Backfilling Empty Apartments May Be a Problem When Moratoriums Expire

Landlords will move to evict non paying residents once the moratoriums expire.

Even if it is extended past June 30, the Centers for Disease Control and Prevention’s eviction moratorium will eventually expire. And, so will the other state and local eviction moratoriums around the country.

Once the basis for the moratoriums is gone, Andrew Rosenberg, a partner at Cassin & Cassin LLP, thinks landlords will start proceeding to enforce the default notices that they may have sent during the pandemic. While evictions were banned, default notices weren’t.

“Once this burns off, and landlords are able to then move forward as they had in the past, I think you will see increased eviction proceedings,” Rosenberg says. “To the extent possible, they’ll potentially try and work things out with tenants, but they have mortgages and they have taxes.
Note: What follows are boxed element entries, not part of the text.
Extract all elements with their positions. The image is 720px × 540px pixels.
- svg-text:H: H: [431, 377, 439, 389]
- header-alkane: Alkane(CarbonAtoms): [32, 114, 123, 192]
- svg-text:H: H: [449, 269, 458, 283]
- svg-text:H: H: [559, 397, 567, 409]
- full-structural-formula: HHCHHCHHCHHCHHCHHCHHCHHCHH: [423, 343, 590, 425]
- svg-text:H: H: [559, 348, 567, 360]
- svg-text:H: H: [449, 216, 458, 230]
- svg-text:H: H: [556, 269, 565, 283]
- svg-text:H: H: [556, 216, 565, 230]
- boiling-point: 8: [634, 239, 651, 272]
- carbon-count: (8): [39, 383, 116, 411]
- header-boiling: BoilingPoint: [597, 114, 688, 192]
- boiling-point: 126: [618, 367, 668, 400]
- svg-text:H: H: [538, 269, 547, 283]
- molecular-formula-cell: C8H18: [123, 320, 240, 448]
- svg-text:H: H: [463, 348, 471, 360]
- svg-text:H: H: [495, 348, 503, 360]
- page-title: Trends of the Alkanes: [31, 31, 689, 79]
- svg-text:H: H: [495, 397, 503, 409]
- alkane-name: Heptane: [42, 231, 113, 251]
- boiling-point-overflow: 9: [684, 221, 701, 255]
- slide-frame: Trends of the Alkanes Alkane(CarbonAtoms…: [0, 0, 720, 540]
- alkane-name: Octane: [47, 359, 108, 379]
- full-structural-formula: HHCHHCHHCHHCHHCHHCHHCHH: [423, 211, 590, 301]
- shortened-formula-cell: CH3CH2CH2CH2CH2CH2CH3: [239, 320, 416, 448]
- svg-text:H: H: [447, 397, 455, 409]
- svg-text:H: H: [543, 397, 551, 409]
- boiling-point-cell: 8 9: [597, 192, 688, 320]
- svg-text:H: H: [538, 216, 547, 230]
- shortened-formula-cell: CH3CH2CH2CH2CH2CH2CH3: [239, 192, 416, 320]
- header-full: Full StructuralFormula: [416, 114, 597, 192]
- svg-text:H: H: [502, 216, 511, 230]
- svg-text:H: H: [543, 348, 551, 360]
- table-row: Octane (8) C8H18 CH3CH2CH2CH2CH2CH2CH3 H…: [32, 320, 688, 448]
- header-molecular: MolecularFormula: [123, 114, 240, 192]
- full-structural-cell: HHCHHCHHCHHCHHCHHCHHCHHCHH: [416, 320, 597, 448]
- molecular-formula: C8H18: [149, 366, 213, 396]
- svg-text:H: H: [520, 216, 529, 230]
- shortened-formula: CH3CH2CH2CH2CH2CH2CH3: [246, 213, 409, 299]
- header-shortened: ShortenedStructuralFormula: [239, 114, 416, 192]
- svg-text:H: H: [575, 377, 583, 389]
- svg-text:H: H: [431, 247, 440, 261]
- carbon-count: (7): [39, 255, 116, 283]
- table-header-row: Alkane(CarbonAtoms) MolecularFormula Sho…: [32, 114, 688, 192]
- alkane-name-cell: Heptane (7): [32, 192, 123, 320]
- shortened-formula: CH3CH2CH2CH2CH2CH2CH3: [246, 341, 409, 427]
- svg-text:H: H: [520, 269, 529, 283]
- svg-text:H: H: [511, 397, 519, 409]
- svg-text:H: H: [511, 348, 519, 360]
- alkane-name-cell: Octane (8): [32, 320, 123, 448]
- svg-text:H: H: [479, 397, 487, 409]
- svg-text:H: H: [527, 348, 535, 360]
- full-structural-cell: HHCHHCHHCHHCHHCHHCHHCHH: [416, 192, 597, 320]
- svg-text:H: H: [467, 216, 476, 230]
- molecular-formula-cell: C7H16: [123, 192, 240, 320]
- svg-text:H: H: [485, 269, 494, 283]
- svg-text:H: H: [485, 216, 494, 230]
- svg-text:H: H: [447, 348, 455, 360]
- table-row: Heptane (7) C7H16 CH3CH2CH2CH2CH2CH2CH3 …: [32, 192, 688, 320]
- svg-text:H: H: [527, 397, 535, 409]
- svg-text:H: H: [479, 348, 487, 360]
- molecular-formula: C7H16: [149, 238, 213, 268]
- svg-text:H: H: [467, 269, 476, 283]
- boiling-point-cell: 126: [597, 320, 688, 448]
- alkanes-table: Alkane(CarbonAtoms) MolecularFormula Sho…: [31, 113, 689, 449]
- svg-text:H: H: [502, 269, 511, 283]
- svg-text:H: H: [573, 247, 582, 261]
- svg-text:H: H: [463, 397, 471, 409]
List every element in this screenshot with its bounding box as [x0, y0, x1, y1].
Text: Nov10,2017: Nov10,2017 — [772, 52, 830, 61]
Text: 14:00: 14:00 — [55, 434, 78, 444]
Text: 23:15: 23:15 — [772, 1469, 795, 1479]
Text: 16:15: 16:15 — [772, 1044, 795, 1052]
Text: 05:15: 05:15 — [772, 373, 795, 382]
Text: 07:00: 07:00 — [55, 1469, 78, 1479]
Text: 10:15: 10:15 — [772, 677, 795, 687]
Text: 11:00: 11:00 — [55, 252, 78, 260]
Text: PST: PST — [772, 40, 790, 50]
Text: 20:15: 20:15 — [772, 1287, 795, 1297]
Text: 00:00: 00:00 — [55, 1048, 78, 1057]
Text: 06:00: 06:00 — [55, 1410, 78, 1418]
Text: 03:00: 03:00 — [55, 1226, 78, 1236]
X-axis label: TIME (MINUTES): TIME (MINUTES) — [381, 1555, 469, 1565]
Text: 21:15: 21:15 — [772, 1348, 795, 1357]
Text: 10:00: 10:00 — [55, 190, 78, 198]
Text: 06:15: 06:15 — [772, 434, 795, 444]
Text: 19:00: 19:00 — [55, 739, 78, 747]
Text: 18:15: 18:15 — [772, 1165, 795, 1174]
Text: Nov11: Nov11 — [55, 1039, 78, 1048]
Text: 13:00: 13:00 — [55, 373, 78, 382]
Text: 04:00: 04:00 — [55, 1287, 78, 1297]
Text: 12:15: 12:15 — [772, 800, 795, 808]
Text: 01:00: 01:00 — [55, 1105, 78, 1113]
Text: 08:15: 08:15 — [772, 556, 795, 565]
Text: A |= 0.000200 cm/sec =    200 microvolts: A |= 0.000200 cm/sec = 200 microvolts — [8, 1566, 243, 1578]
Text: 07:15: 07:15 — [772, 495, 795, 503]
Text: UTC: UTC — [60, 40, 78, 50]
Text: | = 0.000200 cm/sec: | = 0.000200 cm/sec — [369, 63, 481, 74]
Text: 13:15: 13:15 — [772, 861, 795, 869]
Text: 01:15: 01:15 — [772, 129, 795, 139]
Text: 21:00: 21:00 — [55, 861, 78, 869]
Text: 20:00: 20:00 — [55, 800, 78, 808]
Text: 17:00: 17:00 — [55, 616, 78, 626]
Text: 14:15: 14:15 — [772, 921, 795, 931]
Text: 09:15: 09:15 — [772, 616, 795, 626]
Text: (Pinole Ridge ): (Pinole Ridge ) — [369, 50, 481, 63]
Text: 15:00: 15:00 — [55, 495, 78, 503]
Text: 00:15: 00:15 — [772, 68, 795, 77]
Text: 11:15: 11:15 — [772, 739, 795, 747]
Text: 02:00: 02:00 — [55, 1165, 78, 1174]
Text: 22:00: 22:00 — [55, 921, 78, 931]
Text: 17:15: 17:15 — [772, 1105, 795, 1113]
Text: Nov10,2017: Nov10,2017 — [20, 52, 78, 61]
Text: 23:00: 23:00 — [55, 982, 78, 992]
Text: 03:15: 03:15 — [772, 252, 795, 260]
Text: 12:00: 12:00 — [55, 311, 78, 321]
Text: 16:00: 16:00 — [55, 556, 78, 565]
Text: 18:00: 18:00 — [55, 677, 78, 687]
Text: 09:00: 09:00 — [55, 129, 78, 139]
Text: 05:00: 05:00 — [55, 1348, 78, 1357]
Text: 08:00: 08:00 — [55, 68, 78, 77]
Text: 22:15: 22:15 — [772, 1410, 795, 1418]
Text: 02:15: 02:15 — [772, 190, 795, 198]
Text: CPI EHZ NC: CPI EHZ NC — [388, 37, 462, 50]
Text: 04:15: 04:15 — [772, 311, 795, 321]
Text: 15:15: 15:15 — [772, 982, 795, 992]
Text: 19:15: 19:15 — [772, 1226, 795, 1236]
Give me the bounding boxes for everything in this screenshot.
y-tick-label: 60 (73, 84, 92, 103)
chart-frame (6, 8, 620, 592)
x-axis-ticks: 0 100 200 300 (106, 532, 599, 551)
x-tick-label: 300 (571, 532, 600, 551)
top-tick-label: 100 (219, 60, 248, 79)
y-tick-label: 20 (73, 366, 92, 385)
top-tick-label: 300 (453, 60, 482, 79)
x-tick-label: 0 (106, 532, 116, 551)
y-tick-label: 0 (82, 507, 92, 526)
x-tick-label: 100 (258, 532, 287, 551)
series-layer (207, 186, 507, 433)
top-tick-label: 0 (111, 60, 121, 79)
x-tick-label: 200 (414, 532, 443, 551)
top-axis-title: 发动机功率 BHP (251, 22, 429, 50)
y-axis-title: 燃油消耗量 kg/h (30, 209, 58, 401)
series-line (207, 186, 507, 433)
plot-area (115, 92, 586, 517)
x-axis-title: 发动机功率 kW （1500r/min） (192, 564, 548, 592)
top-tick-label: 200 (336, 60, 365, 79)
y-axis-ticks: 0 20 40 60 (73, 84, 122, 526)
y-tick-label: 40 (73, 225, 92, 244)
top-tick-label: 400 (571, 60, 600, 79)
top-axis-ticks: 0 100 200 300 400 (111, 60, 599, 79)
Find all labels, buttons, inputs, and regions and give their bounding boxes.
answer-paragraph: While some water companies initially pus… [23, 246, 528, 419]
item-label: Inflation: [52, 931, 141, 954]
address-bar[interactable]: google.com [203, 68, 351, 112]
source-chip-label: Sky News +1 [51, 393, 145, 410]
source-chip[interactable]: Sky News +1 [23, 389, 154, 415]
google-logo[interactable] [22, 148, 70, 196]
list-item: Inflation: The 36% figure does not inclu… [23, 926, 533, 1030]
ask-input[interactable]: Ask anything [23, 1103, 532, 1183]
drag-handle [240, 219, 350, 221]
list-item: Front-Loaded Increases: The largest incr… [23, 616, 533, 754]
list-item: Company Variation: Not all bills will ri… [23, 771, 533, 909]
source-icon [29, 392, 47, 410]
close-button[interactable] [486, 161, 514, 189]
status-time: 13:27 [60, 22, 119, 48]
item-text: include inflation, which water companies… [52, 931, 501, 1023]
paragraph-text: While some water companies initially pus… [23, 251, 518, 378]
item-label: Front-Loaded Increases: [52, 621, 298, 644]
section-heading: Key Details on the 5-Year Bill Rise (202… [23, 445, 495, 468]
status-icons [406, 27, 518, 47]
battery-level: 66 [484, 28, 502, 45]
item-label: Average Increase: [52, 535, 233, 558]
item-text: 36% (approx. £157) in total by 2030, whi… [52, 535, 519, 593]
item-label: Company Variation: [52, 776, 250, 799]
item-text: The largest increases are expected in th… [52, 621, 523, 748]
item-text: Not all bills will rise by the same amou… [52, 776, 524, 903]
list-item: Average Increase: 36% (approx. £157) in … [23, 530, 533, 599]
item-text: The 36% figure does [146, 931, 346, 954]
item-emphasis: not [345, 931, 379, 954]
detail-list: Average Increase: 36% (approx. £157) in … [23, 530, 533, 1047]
If people aren’t going to pay, they’re going to start to want their space back now that they can exercise, whatever the limited remedies they have are.”

Rosenberg predicts that the eviction moratoriums will burn off in the fall. “Then, we’ll be done,” he says.

Finding people to fill those apartments where residents were evicted may be easier said than done in some markets. “New York has problems other than COVID problems based on the general state of the city,,” Rosenberg says.  “So I think some of the apartments might stay vacant.”

Rosenberg says higher-end units could be harder to fill, but the workforce or more affordable apartments should have plenty of demand

“I think those apartments will be rentable because, especially in a city like New York, which is where most of my focus is,” Rosenberg says. “You’re always going to have people in need of that. Regular working-class people that live in New York are always going to need a place to live.”

With rents lower than before the pandemic in the city, Rosenberg thinks landlords will have an easier time filling apartments.

“I think there is an opportunity for some people who couldn’t otherwise afford to live here to get an apartment,” Rosenberg says. “I think you’ll have some vacancies, but I wouldn’t expect that you’re going to have Armageddon because of the CDC moratorium wearing off.”

Some landlords have also worked out payment plans with their tenants.

“If everybody is trying to be reasonable, I think that the best thing for both parties is to try and make a deal rather than to throw the tenant out,” Rosenberg says. “The tenant that is paying something in hand, unless it’s a completely unreasonable and unworkable amount, is better than no tenant.”

Still, apartment owners have it easier than some others in CRE.

“In residential, you generally re-let faster than in the commercial space, but there’s still downtime,” Rosenberg says. “There is still a cost to re-let that apartment. It’s better to work with the tenant you have if there’s a willingness to be reasonable.”